Viele Erwartungen standen am Anfang, umso größer war am Ende die Enttäuschung: die von Franz Müntefering und Edmund Stoiber geleitete Kommission scheiterte im Dezember 2004.
Nun wird sich eine Reform so schnell nicht mehr verwirklichen lassen. Die Bundestagswahl 2006 beeinflusst bereits jetzt das Handeln der Politiker. Deshalb glaubt keiner von ihnen, dass eine Neuauflage der Kommission zum Erfolg führen würde. Und auch der Vorschlag der FDP, einen Konvent einzuberufen, hat kaum Aussicht, umgesetzt zu werden.
So falsch lag Stoiber nicht, als er die Reform mit einer Mutter verglich, denn es gibt einen Zusammenhang zwischen dem jetzigen Zustand des Föderalismus und der Reformfähigkeit des Landes. Das hat der frühere Hamburger Bürgermeister Klaus von Dohnanyi gut mit einem Bild erklärt: Ein Mann läuft schnell auf einer Straße und schiebt nebenher ein Fahrrad.
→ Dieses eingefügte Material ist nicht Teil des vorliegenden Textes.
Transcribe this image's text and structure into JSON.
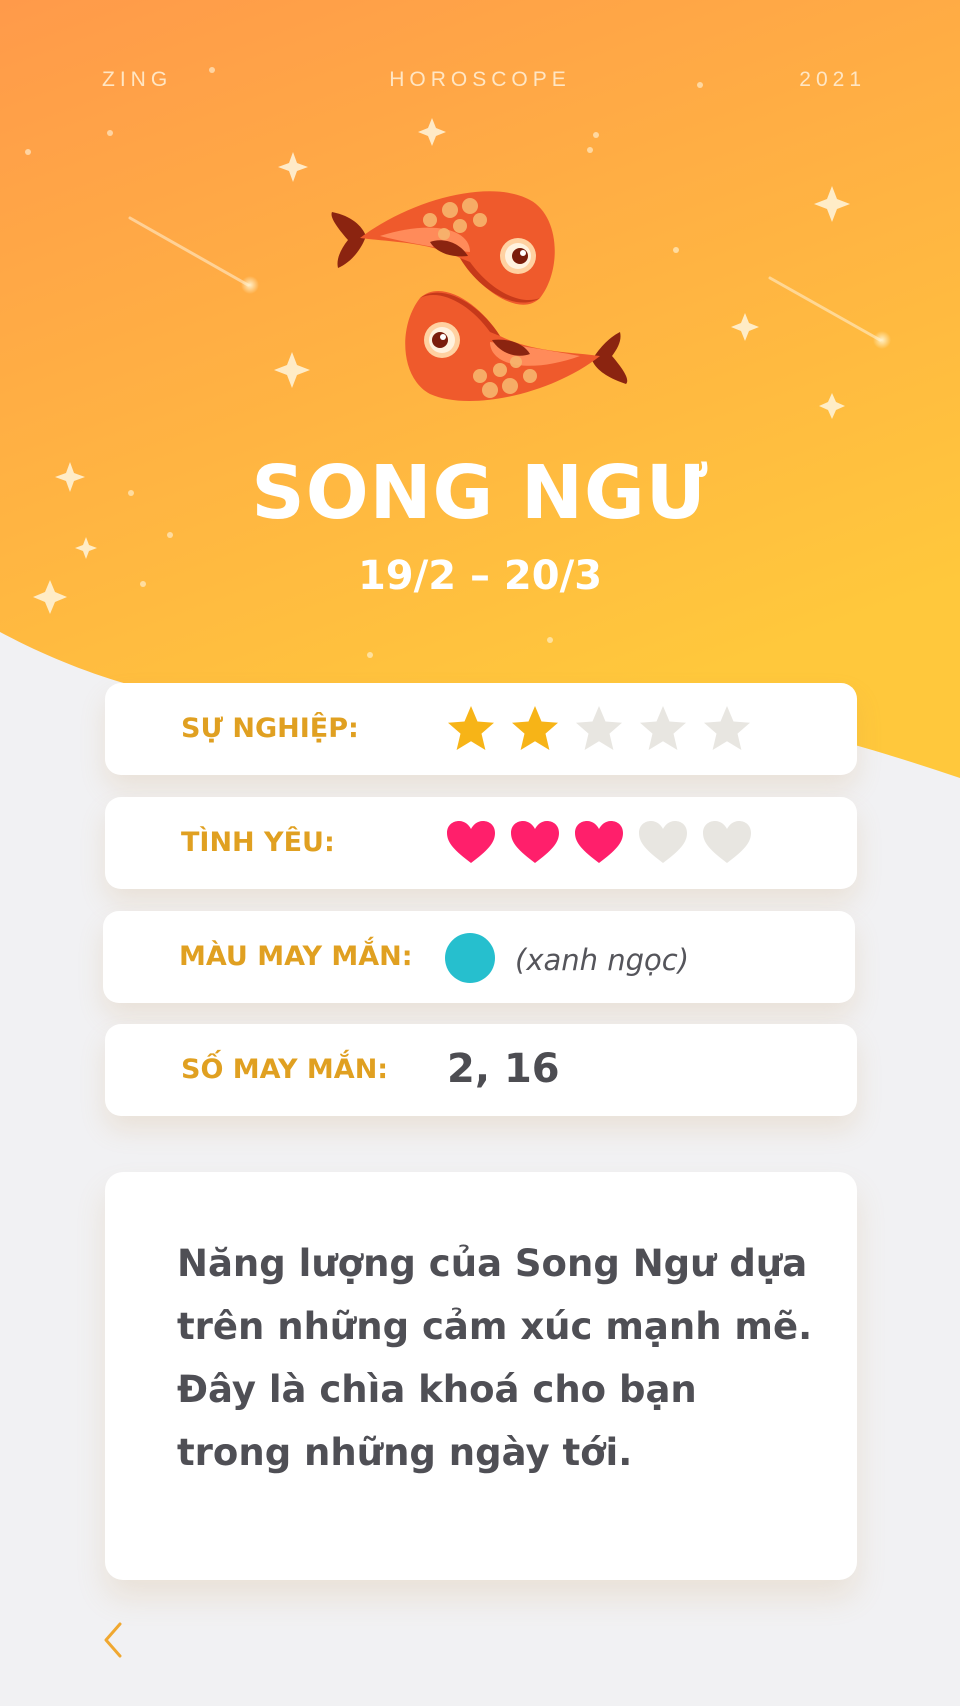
{
  "header": {
    "left": "ZING",
    "center": "HOROSCOPE",
    "right": "2021"
  },
  "sign": {
    "name": "SONG NGƯ",
    "dates": "19/2 – 20/3",
    "emblem_icon": "pisces-fish-icon"
  },
  "stats": {
    "career": {
      "label": "SỰ NGHIỆP:",
      "rating": 2,
      "max": 5,
      "icon": "star-icon"
    },
    "love": {
      "label": "TÌNH YÊU:",
      "rating": 3,
      "max": 5,
      "icon": "heart-icon"
    },
    "lucky_color": {
      "label": "MÀU MAY MẮN:",
      "color_hex": "#26bfce",
      "name": "(xanh ngọc)"
    },
    "lucky_number": {
      "label": "SỐ MAY MẮN:",
      "value": "2, 16"
    }
  },
  "description": "Năng lượng của Song Ngư dựa trên những cảm xúc mạnh mẽ. Đây là chìa khoá cho bạn trong những ngày tới.",
  "nav": {
    "back_icon": "chevron-left-icon"
  },
  "colors": {
    "gradient_top": "#ff9a4a",
    "gradient_bottom": "#ffc83c",
    "label_gold": "#e0a021",
    "star_active": "#f7b417",
    "heart_active": "#ff1f6b",
    "inactive": "#e8e6e1"
  }
}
Auf die Frage, warum er nicht einfach auf das Rad steigt, um besser voranzukommen, antwortet er: "Dazu habe ich keine Zeit!" Wie aber könnte das Fahrrad aussehen, auf das wir nur aufspringen müssen, um schneller ans Ziel zu gelangen? Dieses Fahrrad eines Staates sind seine Institutionen, seine Verfassung also.
"Bei der Herstellung von Würsten und Gesetzen soll man besser nicht zuschauen", sagte Otto von Bismarck. In der Tat: Den Bürger stößt der Blick in die Gesetzesküche, das Parlament, oft ab. Wieso? Bundesregierung, Bundestag und Bundesrat sowie die verschiedenen Ebenen von Bund und Land - sie arbeiten nicht effektiv zusammen. Die Politik hat sich in Deutschland in einer Verflechtungsfalle verheddert. Am Ende weiß niemand mehr, wer für was zuständig ist.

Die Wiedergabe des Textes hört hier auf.